Harald Endemann an seine Frau Charlotte, 15. Mai 1941

B., den 15.5.41

Mein süßes Lottenkind,

hu, ist das ein schöner langer Brief, den ich heute bekam, nun will ich mich aber auch recht schön bedanken und gleich wieder schreiben, obgleich ich eben schon meiner Mutter einen langen Muttertagsbrief geschrieben habe. Auf den Muttertag trinkt mal schnell die angebrochene Flasche Vermouth aus, sonst ist das später nicht mehr zu genießen. Besser wird er sicher nicht.

So nun nehme ich Dich erst mal in den Arm und Küsse Dich ganz doll. Ich kann Dir keine lange Rede halten, über du weist schon, wie lieb ich Dich habe und wie dankbar ich bin für die 5 süßen Tindis (= rhein. Ausdruck für Kleinkinder). Eigentlich ist es ja Quatsch einen Tag im Jahre herauszusetzen, wo man seiner Frau und Mutter danken soll, denn wenn man nicht immer dankbar ist und sich nicht immer lieb hat, dann nützt der eine Tag ja auch nichts. Die kleine Überraschung, die ich in Scene gesetzt habe, wirst Du wohl schon haben.

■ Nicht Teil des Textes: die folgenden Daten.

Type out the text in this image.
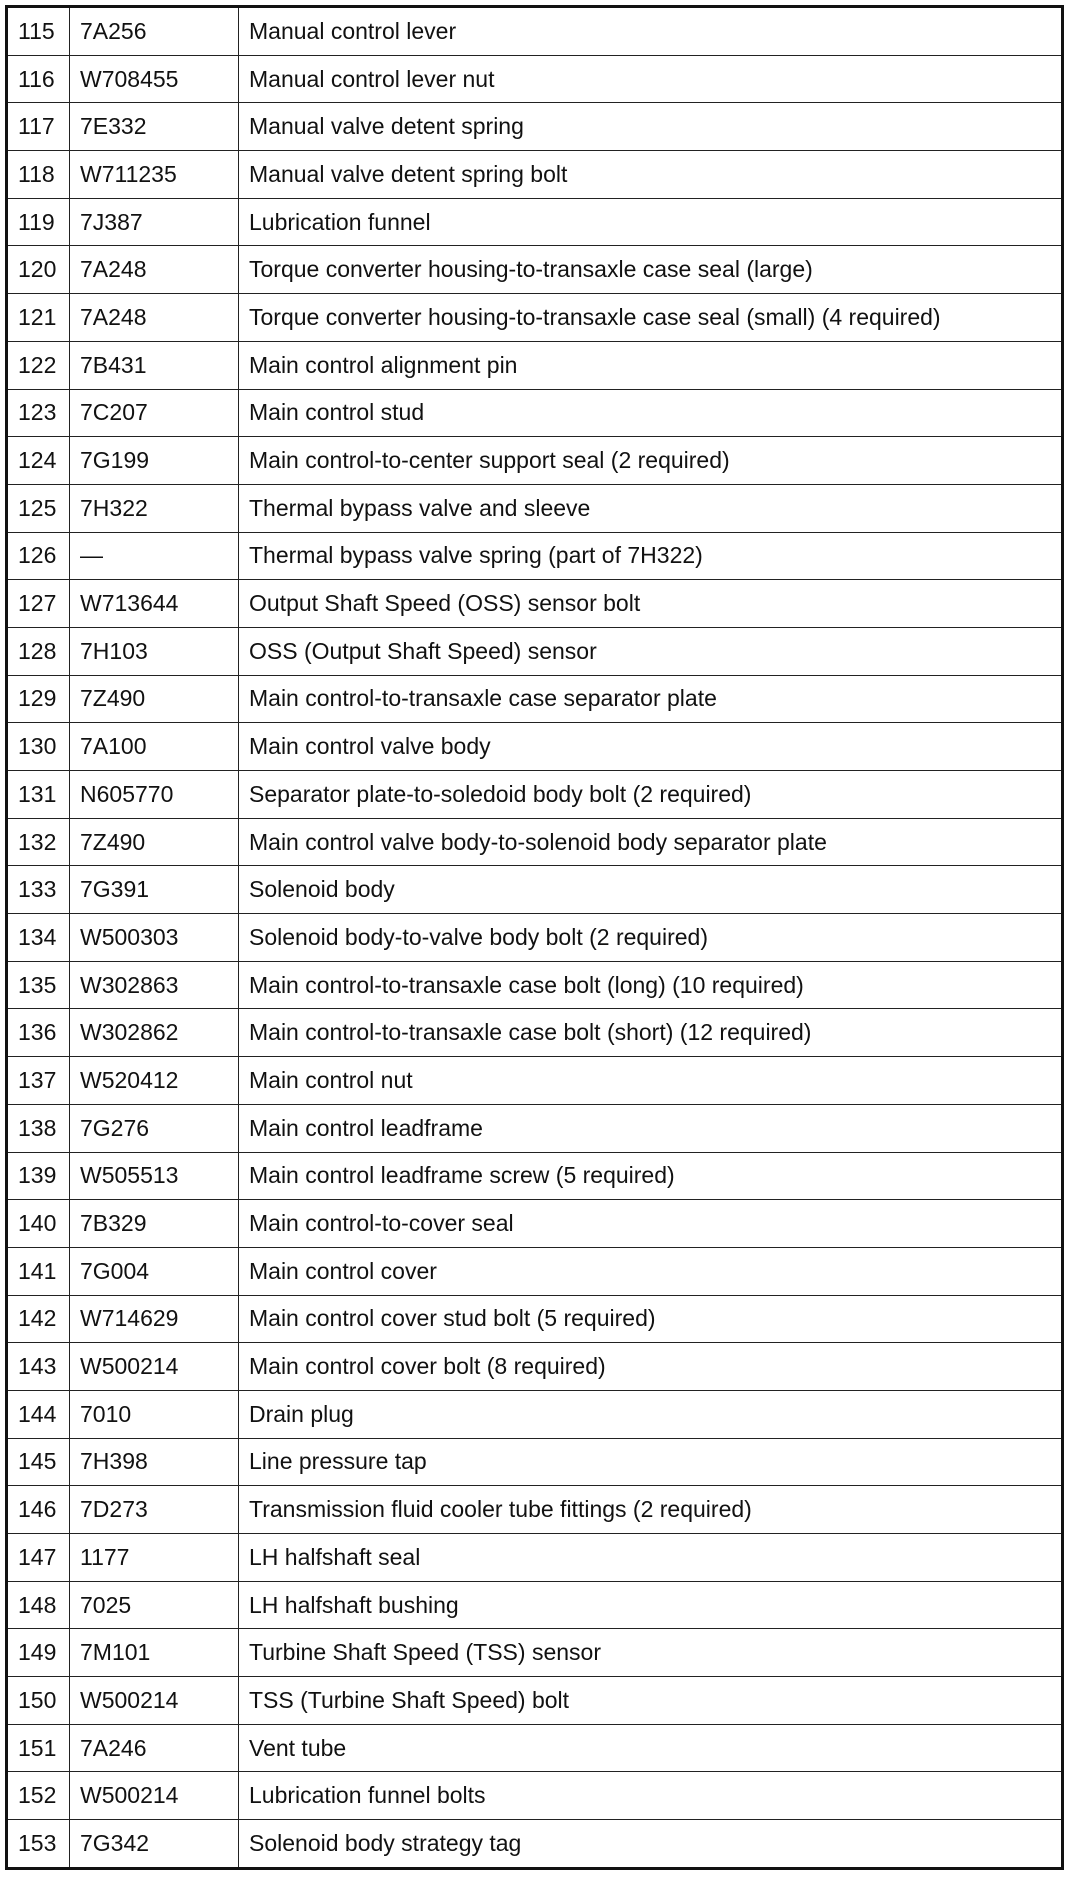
115	7A256	Manual control lever
116	W708455	Manual control lever nut
117	7E332	Manual valve detent spring
118	W711235	Manual valve detent spring bolt
119	7J387	Lubrication funnel
120	7A248	Torque converter housing-to-transaxle case seal (large)
121	7A248	Torque converter housing-to-transaxle case seal (small) (4 required)
122	7B431	Main control alignment pin
123	7C207	Main control stud
124	7G199	Main control-to-center support seal (2 required)
125	7H322	Thermal bypass valve and sleeve
126	—	Thermal bypass valve spring (part of 7H322)
127	W713644	Output Shaft Speed (OSS) sensor bolt
128	7H103	OSS (Output Shaft Speed) sensor
129	7Z490	Main control-to-transaxle case separator plate
130	7A100	Main control valve body
131	N605770	Separator plate-to-soledoid body bolt (2 required)
132	7Z490	Main control valve body-to-solenoid body separator plate
133	7G391	Solenoid body
134	W500303	Solenoid body-to-valve body bolt (2 required)
135	W302863	Main control-to-transaxle case bolt (long) (10 required)
136	W302862	Main control-to-transaxle case bolt (short) (12 required)
137	W520412	Main control nut
138	7G276	Main control leadframe
139	W505513	Main control leadframe screw (5 required)
140	7B329	Main control-to-cover seal
141	7G004	Main control cover
142	W714629	Main control cover stud bolt (5 required)
143	W500214	Main control cover bolt (8 required)
144	7010	Drain plug
145	7H398	Line pressure tap
146	7D273	Transmission fluid cooler tube fittings (2 required)
147	1177	LH halfshaft seal
148	7025	LH halfshaft bushing
149	7M101	Turbine Shaft Speed (TSS) sensor
150	W500214	TSS (Turbine Shaft Speed) bolt
151	7A246	Vent tube
152	W500214	Lubrication funnel bolts
153	7G342	Solenoid body strategy tag
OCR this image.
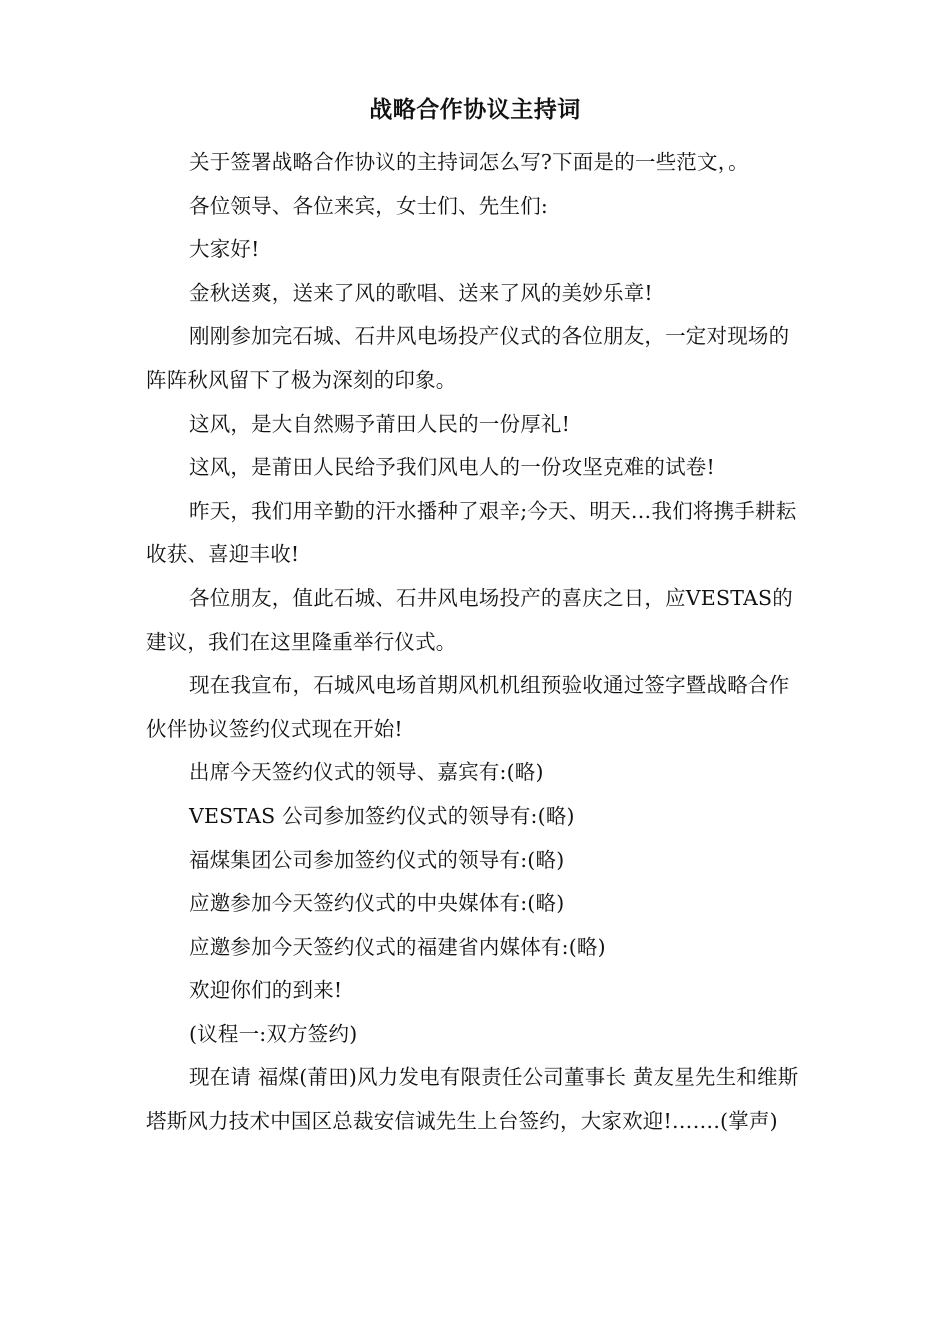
战略合作协议主持词

关于签署战略合作协议的主持词怎么写?下面是的一些范文，。

各位领导、各位来宾，女士们、先生们:

大家好!

金秋送爽，送来了风的歌唱、送来了风的美妙乐章!

刚刚参加完石城、石井风电场投产仪式的各位朋友，一定对现场的阵阵秋风留下了极为深刻的印象。

这风，是大自然赐予莆田人民的一份厚礼!

这风，是莆田人民给予我们风电人的一份攻坚克难的试卷!

昨天，我们用辛勤的汗水播种了艰辛;今天、明天…我们将携手耕耘收获、喜迎丰收!

各位朋友，值此石城、石井风电场投产的喜庆之日，应VESTAS的建议，我们在这里隆重举行仪式。

现在我宣布，石城风电场首期风机机组预验收通过签字暨战略合作伙伴协议签约仪式现在开始!

出席今天签约仪式的领导、嘉宾有:(略)

VESTAS 公司参加签约仪式的领导有:(略)

福煤集团公司参加签约仪式的领导有:(略)

应邀参加今天签约仪式的中央媒体有:(略)

应邀参加今天签约仪式的福建省内媒体有:(略)

欢迎你们的到来!

(议程一:双方签约)

现在请 福煤(莆田)风力发电有限责任公司董事长 黄友星先生和维斯塔斯风力技术中国区总裁安信诚先生上台签约，大家欢迎!…….(掌声)
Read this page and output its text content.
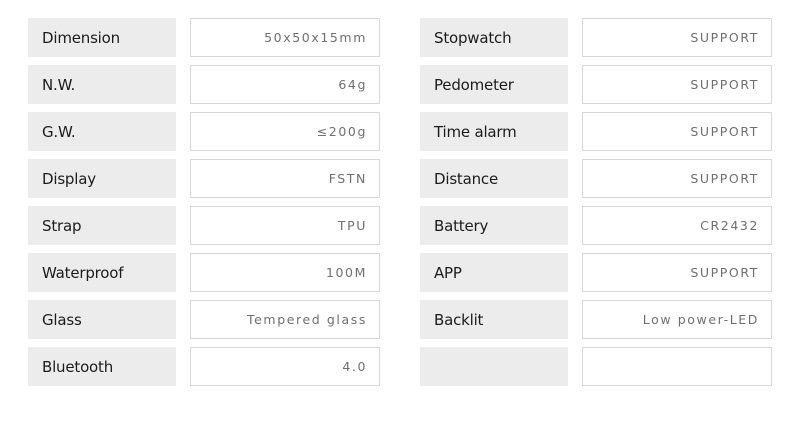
Dimension	50x50x15mm
N.W.	64g
G.W.	≤200g
Display	FSTN
Strap	TPU
Waterproof	100M
Glass	Tempered glass
Bluetooth	4.0
Stopwatch	SUPPORT
Pedometer	SUPPORT
Time alarm	SUPPORT
Distance	SUPPORT
Battery	CR2432
APP	SUPPORT
Backlit	Low power-LED
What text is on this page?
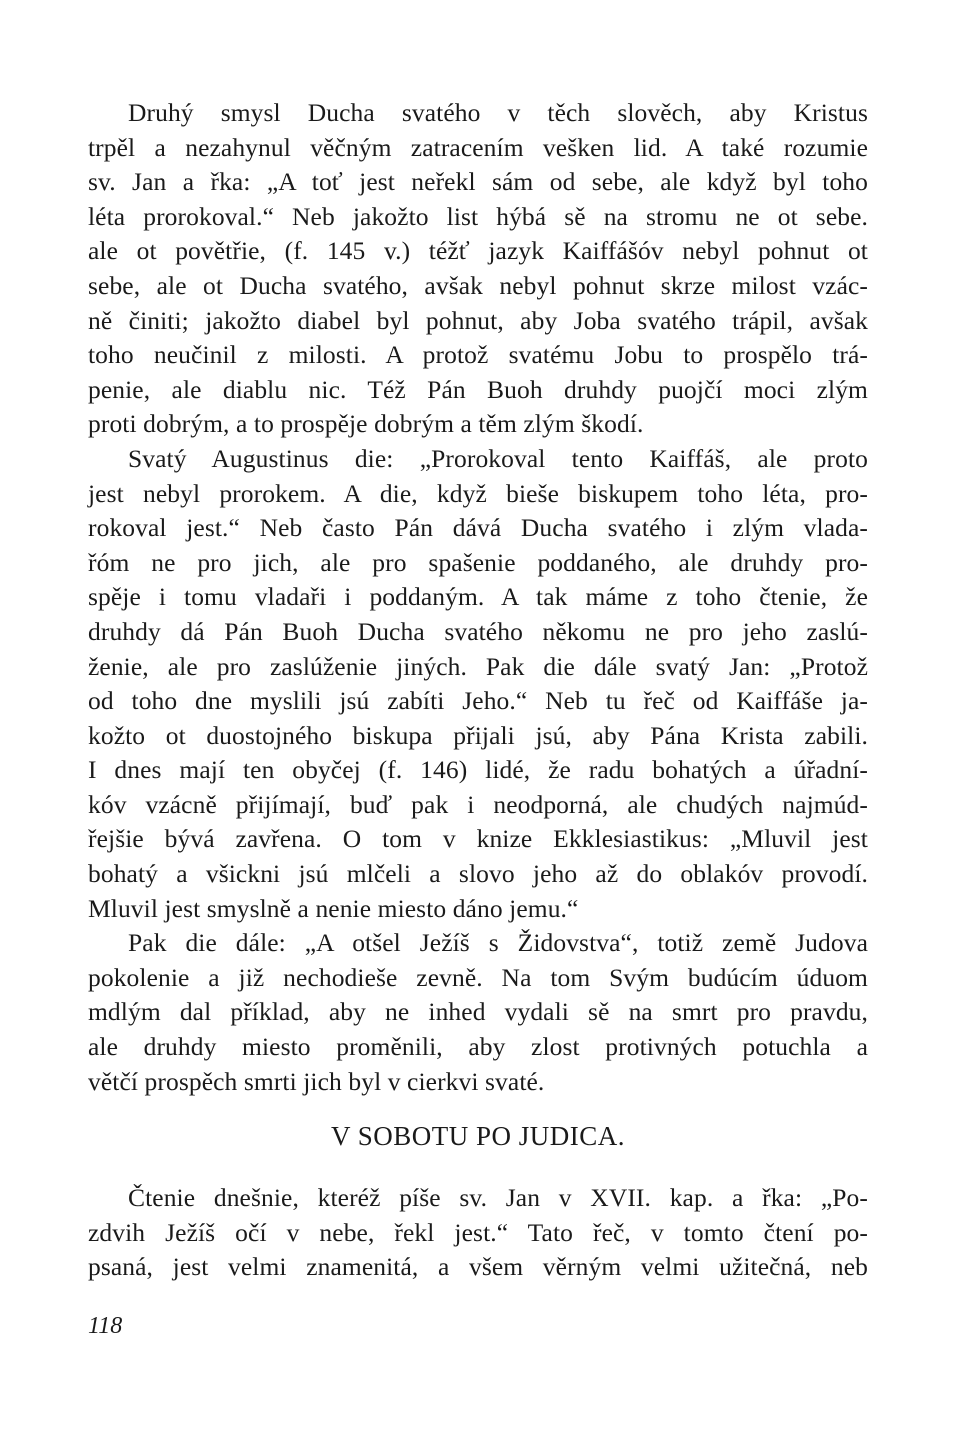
Druhý smysl Ducha svatého v těch slověch, aby Kristus
trpěl a nezahynul věčným zatracením vešken lid. A také rozumie
sv. Jan a řka: „A toť jest neřekl sám od sebe, ale když byl toho
léta prorokoval.“ Neb jakožto list hýbá sě na stromu ne ot sebe.
ale ot povětřie, (f. 145 v.) téžť jazyk Kaiffášóv nebyl pohnut ot
sebe, ale ot Ducha svatého, avšak nebyl pohnut skrze milost vzác-
ně činiti; jakožto diabel byl pohnut, aby Joba svatého trápil, avšak
toho neučinil z milosti. A protož svatému Jobu to prospělo trá-
penie, ale diablu nic. Též Pán Buoh druhdy puojčí moci zlým
proti dobrým, a to prospěje dobrým a těm zlým škodí.
Svatý Augustinus die: „Prorokoval tento Kaiffáš, ale proto
jest nebyl prorokem. A die, když bieše biskupem toho léta, pro-
rokoval jest.“ Neb často Pán dává Ducha svatého i zlým vlada-
řóm ne pro jich, ale pro spašenie poddaného, ale druhdy pro-
spěje i tomu vladaři i poddaným. A tak máme z toho čtenie, že
druhdy dá Pán Buoh Ducha svatého někomu ne pro jeho zaslú-
ženie, ale pro zaslúženie jiných. Pak die dále svatý Jan: „Protož
od toho dne myslili jsú zabíti Jeho.“ Neb tu řeč od Kaiffáše ja-
kožto ot duostojného biskupa přijali jsú, aby Pána Krista zabili.
I dnes mají ten obyčej (f. 146) lidé, že radu bohatých a úřadní-
kóv vzácně přijímají, buď pak i neodporná, ale chudých najmúd-
řejšie bývá zavřena. O tom v knize Ekklesiastikus: „Mluvil jest
bohatý a všickni jsú mlčeli a slovo jeho až do oblakóv provodí.
Mluvil jest smyslně a nenie miesto dáno jemu.“
Pak die dále: „A otšel Ježíš s Židovstva“, totiž země Judova
pokolenie a již nechodieše zevně. Na tom Svým budúcím úduom
mdlým dal příklad, aby ne inhed vydali sě na smrt pro pravdu,
ale druhdy miesto proměnili, aby zlost protivných potuchla a
větčí prospěch smrti jich byl v cierkvi svaté.
V SOBOTU PO JUDICA.
Čtenie dnešnie, kteréž píše sv. Jan v XVII. kap. a řka: „Po-
zdvih Ježíš očí v nebe, řekl jest.“ Tato řeč, v tomto čtení po-
psaná, jest velmi znamenitá, a všem věrným velmi užitečná, neb
118
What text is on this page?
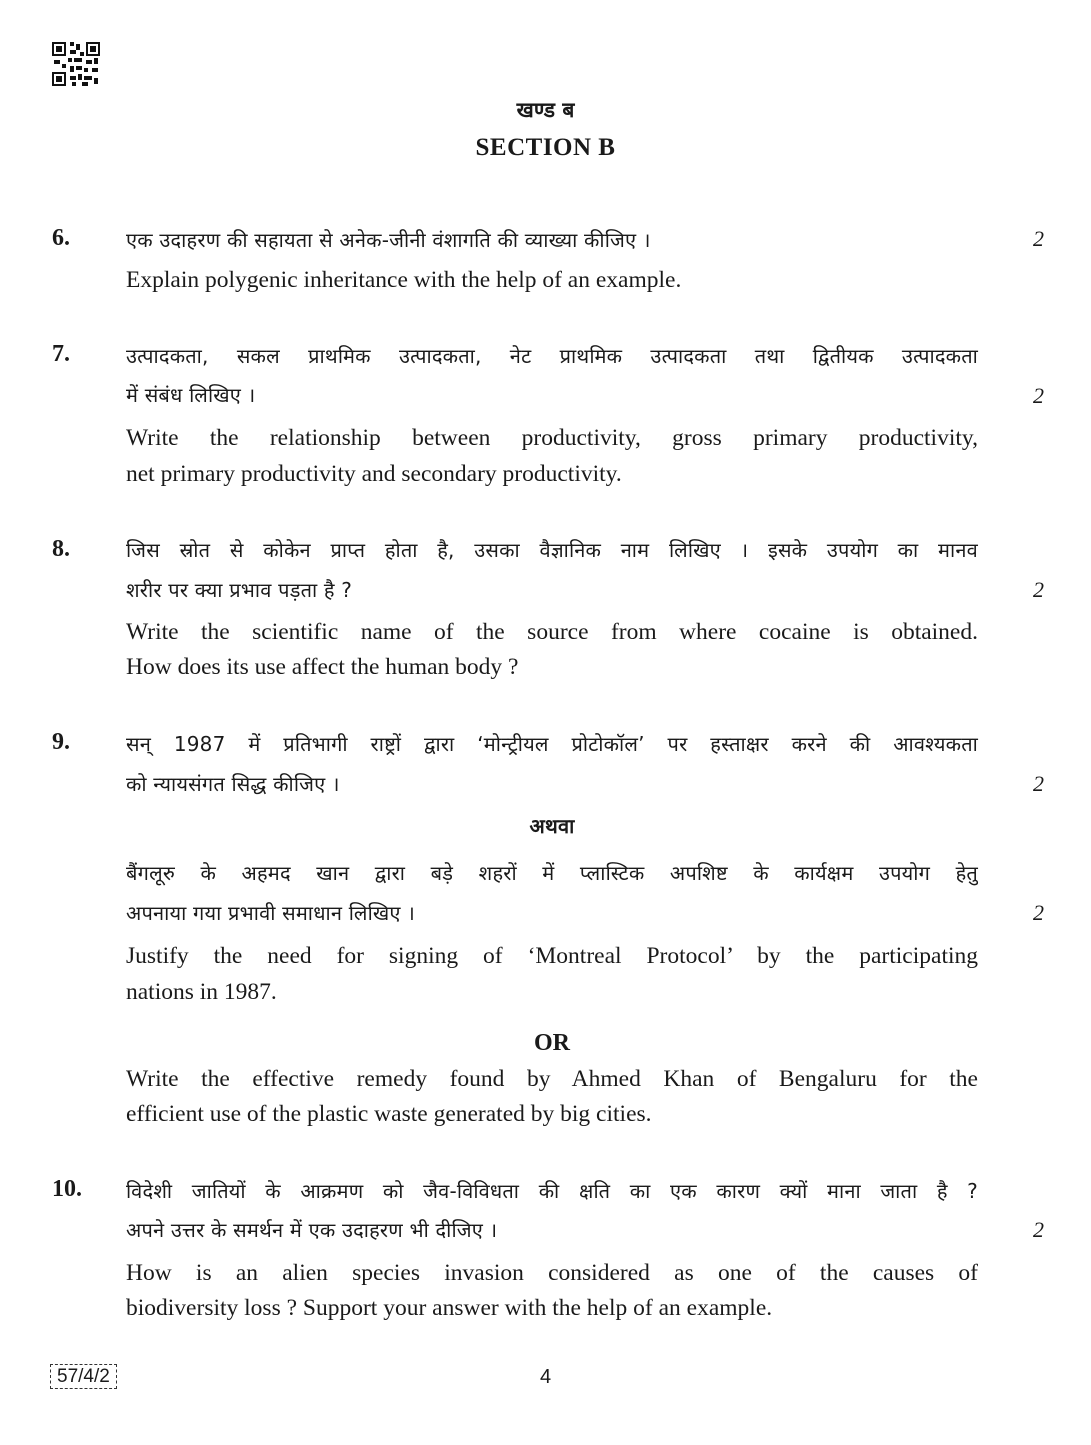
खण्ड ब
SECTION B
6.	एक उदाहरण की सहायता से अनेक-जीनी वंशागति की व्याख्या कीजिए ।	2
Explain polygenic inheritance with the help of an example.
7.	उत्पादकता, सकल प्राथमिक उत्पादकता, नेट प्राथमिक उत्पादकता तथा द्वितीयक उत्पादकता
में संबंध लिखिए ।	2
Write the relationship between productivity, gross primary productivity,
net primary productivity and secondary productivity.
8.	जिस स्रोत से कोकेन प्राप्त होता है, उसका वैज्ञानिक नाम लिखिए । इसके उपयोग का मानव
शरीर पर क्या प्रभाव पड़ता है ?	2
Write the scientific name of the source from where cocaine is obtained.
How does its use affect the human body ?
9.	सन् 1987 में प्रतिभागी राष्ट्रों द्वारा ‘मोन्ट्रीयल प्रोटोकॉल’ पर हस्ताक्षर करने की आवश्यकता
को न्यायसंगत सिद्ध कीजिए ।	2
अथवा
बैंगलूरु के अहमद खान द्वारा बड़े शहरों में प्लास्टिक अपशिष्ट के कार्यक्षम उपयोग हेतु
अपनाया गया प्रभावी समाधान लिखिए ।	2
Justify the need for signing of ‘Montreal Protocol’ by the participating
nations in 1987.
OR
Write the effective remedy found by Ahmed Khan of Bengaluru for the
efficient use of the plastic waste generated by big cities.
10. विदेशी जातियों के आक्रमण को जैव-विविधता की क्षति का एक कारण क्यों माना जाता है ?
अपने उत्तर के समर्थन में एक उदाहरण भी दीजिए ।	2
How is an alien species invasion considered as one of the causes of
biodiversity loss ? Support your answer with the help of an example.
57/4/2	4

Hast Du Dich gefreut. Sind die Muttertagspakete auch da? Ist die Kissenpralinen mit viel Verstand, denn sie sind lausig teuer aber sehr gut. Nimm sie heute Abend mit ins Bett und denk ein bißchen an mich, wenn Du sie aufissest.

Wir haben jetzt sehr, sehr viel zu tun. Gestern habe ich von 6 Uhr morgens bis 21:30 mit nur einer halben Stunde Mittagspause durchgearbeitet. Wer weiß wie lang es heute wird. Der Major ist in Amsterdam und da haben wir es heute Mittag gut, aber wenn er heute Abend wieder kommt, wird vermutlich alles nachgeholt. Bei dieser ordentlichen Anstrengung werde ich auch endlich dünner, da auch die Verpflegung dünner geworden ist. Alles ist eben für etwas gut. Hoffentlich passen mir noch meine Brocken, wenn ich mal auf Urlaub komme. Leider ist daran aber nicht zu den-

ken..

Mit Blatzheim ist die Sache so, daß er zur Zahlung verpflichtet ist, wenn der Mieter nach 2 oder 3 Jahren noch im Hause wohnt. Ich weiß nun nicht genau, wann der Vertrag ausgelaufen ist (Mai oder Juni). Wenn nun Fehr kündigen sollte, so muss er doch eine Frist einhalten, sodaß er bestimmt über 3 Jahre wohnt. Der Betrag ist also fällig. Ich hätte ja Blatzheim damlas garnicht entgegenzukommen brauchen. Mehr Entgegenkommen als ich bisher gezeigt habe kann er aber wirklich nicht erwarten.

Wegen der Zimmer um Änderung habe ich Mutter schon geschrieben. Es ist so unversehens in ihren Brief hineingerutscht. Ich habe aber inzwischen Deinen Brief noch mal gelesen und jetzt erst begriffen, dass es Dir in der Hauptsache um eine Treppenersparnis geht. Ich will Dich sicher nicht unnötig hetzen, aber ich denke an die empfindlichen Tapeten, die doch sofort hin wären und dann ist kein Waschbecken da. Schreibe mir mal ausführlich, wie Du Dir die Änderung gedacht hast. Wohin mit dem alten Eßzimmer- und Salonmöbeln, wenn Du unsere Zimmer nach unten legen willst? Ich kann es mir noch nicht so recht vorstellen, wie Du Dir alles denkst. Daß Du es recht schön machen würdest glaube ich Dir bei Deinem guten Geschmack ohne weiteres.

Schreibe mir doch bitte mal die Feldpostnummer von Charly (=Jugendfreund). Ich möchte ihm so gerne mal schreiben. Er hat nun seinen ersten Krieg schon hinter sich. Mir steht meiner noch bevor.

Guten Morgen Lotting! Ich konnte gestern Abend nicht mehr weiter schreiben und nun habe ich Angst, daß der Brief zum Muttertag nicht mehr ankommt. Ich habe heute morgen auch nur Zeit für einen lieben Gruß, denn die Arbeit ruft.

                   Einen herzlichen Gruß und Kuß   Dein Harald, der Dich sehr lieb hat.